Ce type d'interventions conjointes présente à cet égard un triple avantage :
- il permet de dynamiser la philanthropie, puisque les subventions de l'Etat ne servent, en quelque sorte, qu'à amorcer d'autres financements ;
- il évite à l'Etat de s'engager sans retour, et de devenir responsable de la survie des institutions culturelles qu'il aura, un jour soutenues ;
- enfin, il garantit la liberté des artistes et des institutions qui ne dépendent pas du seul Etat.
L'une des premières grandes actions réalisées par la NEA fut la construction d'un « National cultural center » à Washington, qui deviendra bientôt le « John Kennedy Center for the performing arts ».
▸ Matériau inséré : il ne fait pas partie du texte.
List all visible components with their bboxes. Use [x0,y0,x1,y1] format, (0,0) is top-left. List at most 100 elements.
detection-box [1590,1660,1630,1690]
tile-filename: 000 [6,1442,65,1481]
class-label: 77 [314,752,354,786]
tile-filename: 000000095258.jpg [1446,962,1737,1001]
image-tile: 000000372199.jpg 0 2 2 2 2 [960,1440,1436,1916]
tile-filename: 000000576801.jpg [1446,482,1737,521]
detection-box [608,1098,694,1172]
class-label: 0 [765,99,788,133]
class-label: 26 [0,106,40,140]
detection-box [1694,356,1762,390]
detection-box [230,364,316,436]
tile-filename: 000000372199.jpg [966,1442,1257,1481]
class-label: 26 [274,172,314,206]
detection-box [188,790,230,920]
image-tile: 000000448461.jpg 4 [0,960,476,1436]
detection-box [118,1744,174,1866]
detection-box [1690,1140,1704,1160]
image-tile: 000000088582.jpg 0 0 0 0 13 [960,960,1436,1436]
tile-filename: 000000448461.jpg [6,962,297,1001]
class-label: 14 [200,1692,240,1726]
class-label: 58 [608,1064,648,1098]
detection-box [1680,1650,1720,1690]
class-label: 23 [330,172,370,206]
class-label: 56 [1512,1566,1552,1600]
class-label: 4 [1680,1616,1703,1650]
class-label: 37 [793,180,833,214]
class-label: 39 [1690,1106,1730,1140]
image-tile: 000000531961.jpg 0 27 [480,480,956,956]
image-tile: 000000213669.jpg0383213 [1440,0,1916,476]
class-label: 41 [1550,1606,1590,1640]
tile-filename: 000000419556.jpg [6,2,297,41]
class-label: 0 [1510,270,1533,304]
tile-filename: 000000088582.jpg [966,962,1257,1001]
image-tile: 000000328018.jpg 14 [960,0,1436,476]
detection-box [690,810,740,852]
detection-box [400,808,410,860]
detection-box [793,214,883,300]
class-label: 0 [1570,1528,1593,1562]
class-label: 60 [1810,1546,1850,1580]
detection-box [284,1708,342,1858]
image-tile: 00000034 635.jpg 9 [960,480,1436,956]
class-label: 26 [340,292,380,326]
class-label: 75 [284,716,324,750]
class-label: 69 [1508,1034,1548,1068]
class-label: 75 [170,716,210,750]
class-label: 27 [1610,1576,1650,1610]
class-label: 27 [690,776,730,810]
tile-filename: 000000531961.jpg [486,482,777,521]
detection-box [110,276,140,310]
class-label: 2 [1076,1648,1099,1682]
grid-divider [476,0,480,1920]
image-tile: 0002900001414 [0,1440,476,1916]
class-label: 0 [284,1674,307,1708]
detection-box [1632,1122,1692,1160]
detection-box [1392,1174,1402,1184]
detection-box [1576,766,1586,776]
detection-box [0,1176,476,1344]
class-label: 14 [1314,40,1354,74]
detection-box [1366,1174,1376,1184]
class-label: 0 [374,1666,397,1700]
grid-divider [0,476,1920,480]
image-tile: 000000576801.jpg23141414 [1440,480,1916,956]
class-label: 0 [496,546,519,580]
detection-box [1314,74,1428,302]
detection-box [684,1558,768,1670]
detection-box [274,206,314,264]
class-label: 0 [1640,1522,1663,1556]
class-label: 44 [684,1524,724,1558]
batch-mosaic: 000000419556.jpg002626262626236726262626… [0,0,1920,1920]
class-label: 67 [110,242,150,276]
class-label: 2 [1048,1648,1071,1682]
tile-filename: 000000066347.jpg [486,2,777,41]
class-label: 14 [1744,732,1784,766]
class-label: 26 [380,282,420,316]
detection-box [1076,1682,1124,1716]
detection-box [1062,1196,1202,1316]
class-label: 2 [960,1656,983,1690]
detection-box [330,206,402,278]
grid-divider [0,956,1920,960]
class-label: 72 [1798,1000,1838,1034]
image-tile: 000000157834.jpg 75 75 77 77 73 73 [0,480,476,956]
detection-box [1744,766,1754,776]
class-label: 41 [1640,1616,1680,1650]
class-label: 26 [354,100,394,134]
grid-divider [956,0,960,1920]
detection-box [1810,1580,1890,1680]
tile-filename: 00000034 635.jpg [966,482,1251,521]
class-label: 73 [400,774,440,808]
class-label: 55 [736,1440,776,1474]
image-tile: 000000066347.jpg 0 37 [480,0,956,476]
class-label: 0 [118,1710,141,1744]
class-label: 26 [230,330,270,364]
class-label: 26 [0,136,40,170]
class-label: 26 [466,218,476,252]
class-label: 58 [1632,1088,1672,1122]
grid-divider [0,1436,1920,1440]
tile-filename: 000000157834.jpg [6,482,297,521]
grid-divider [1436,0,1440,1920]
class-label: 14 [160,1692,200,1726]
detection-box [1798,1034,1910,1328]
Le « National Endowment for the Arts » connaîtra par la suite des fortunes diverses : un âge d'or sous la présidence de Richard Nixon, en particulier grâce à l'impulsion de Nancy Hanks. Son action en faveur des musées et des orchestres symphoniques s'est alors doublée d'un souci de décentralisation culturelle, et d'ouverture aux cultures de l'Amérique moyenne, à travers l'organisation de tournées, et l'organisation d'ateliers d'écriture dans les écoles.
Les tentatives de dissolution engagées par le Président Ronald Reagan se sont heurtées à l'hostilité du Congrès, et notamment de la Chambre des représentants où les démocrates avaient conservé la majorité, ainsi que des milieux artistiques, y compris lorsqu'ils étaient de sensibilité républicaine, comme l'acteur Charlton Heston.
Le NEA fut cependant fortement ébranlé par les polémiques qui scandèrent la « guerre des deux cultures » - la « Culture Wars » - , au coeur desquelles il se trouva embarqué. Celles-ci ont provoqué son déclin mais non sa disparition.
* 14 « De la culture en Amérique », Frédéric Martel, Gallimard 2006, pages 86 et sq.